In Satara-Sangli, Mohanrao Kadam, an education baron and brother of former Congress minister Patangrao Kadam, upset NCP’s Shekhar Gore to wrest the seat. The Satara-Sangli seat was seen as a fortress for the NCP. Party insiders confirmed that the NCP had been divided on Gore’s candidature. Ajit Pawar had pushed for Gore’s candidature amid objections raised by local heavyweights Jayant Patil and Udayanraje Bhonsale. Talks between the Congress and the NCP for a pre-poll arrangement had broken off over the Yavatmal and Satara-Sangli seats.

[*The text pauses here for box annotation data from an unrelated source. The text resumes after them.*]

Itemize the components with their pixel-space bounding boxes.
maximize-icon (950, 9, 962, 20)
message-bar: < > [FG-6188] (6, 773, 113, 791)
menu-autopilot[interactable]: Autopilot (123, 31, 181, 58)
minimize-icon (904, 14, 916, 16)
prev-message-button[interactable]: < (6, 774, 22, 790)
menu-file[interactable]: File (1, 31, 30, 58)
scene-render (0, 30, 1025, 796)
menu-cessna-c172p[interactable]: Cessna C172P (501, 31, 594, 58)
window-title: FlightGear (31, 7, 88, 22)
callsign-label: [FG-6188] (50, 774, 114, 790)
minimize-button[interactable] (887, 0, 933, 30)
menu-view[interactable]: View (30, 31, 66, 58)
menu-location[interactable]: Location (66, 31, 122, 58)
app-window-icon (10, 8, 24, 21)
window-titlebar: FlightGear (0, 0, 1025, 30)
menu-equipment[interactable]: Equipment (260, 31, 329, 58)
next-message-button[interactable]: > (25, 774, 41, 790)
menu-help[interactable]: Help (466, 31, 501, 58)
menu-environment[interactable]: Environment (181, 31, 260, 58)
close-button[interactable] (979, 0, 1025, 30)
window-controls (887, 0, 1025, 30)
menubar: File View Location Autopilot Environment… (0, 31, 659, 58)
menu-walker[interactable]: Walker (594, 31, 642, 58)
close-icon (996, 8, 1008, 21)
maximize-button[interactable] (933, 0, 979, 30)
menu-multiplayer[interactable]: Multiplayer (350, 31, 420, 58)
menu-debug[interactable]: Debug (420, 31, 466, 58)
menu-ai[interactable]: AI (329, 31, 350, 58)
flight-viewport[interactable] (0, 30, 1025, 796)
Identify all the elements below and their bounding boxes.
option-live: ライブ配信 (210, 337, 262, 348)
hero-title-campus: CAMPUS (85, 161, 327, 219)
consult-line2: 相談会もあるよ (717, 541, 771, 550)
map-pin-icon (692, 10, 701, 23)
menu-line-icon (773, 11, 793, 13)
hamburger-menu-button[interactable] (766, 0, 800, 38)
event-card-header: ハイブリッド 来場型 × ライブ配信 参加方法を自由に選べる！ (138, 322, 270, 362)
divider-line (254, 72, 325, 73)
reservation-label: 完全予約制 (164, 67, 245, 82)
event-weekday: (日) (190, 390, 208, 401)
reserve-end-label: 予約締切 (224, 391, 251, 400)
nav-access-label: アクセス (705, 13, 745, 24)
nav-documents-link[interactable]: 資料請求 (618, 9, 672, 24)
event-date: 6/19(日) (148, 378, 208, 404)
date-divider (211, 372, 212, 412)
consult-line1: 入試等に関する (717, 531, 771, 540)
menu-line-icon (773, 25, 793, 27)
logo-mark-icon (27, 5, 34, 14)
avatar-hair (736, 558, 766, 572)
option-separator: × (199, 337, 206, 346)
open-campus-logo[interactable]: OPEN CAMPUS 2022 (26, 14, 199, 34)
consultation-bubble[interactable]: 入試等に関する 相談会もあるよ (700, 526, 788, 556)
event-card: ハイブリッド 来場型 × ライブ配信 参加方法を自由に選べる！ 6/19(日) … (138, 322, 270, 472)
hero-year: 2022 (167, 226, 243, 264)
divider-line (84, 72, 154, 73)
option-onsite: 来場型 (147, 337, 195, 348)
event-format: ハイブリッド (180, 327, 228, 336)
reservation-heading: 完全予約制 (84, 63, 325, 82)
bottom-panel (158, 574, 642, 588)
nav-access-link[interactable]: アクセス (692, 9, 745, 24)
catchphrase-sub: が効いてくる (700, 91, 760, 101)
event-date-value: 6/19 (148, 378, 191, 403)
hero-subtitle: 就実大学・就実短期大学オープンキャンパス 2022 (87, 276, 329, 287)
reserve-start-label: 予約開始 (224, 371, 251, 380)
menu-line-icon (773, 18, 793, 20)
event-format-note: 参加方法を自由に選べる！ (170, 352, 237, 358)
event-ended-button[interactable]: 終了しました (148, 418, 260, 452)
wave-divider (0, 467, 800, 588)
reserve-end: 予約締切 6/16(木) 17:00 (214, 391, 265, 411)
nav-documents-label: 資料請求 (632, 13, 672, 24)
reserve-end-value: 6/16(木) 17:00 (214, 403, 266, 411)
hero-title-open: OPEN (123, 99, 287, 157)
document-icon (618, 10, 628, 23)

Though the Congress retained the Nanded-Waghala seat, independent candidate Shyamsunder Shinde, a retired bureaucrat, managed to poll votes from Shiv Sena, BJP, and NCP councillors to give party candidate Amar Rajurkar a scare. The seat is a bastion of state Congress chief and former chief minister Ashok Chavan. While Rajukar polled 251 votes, Shinde was not far behind with 208 votes. Rajurkar had been elected unopposed the last time.

The BJP retained the Jalgaon seat with its candidate Chandulal Patel winning convincingly. In the run-up to elections, an internal struggle had ensued within the BJP after the incumbent legislator Gurmukh Jagwani, a close-associate of former minister Eknath Khadse, was denied a renomination at the last moment. Khadse’s party rival and sitting BJP minister Girish Mahajan had propped up Patel, a builder. Khadse had aired his disappointment over the party’s decision, pointing out that Patel did not even have the party’s primary membership. The state BJP, however, heaved a sigh of relief when the results showed that the internal struggle hadn’t impacted the poll’s outcome. The only solace for the NCP was that the party managed to retain the Pune seat. Party’s sitting legislator Anil Bhonsale won the race convincingly.

No sooner had the poll results been announced, the blame game between the Congress and the NCP started. While the NCP blamed the money power and the Congress for their poor performance, the later hit back. “Had the NCP not played truant and struck a pre-poll understanding with us, the outcome would have been different. Both parties would have won three seats each.”

The BJP and the Shiv Sena were not complaining. While the NCP is still the largest party in the Legislative Council with 23 seats in the 78-member House, the Congress now has 20 members, followed by the BJP (18) and the Shiv Sena (9).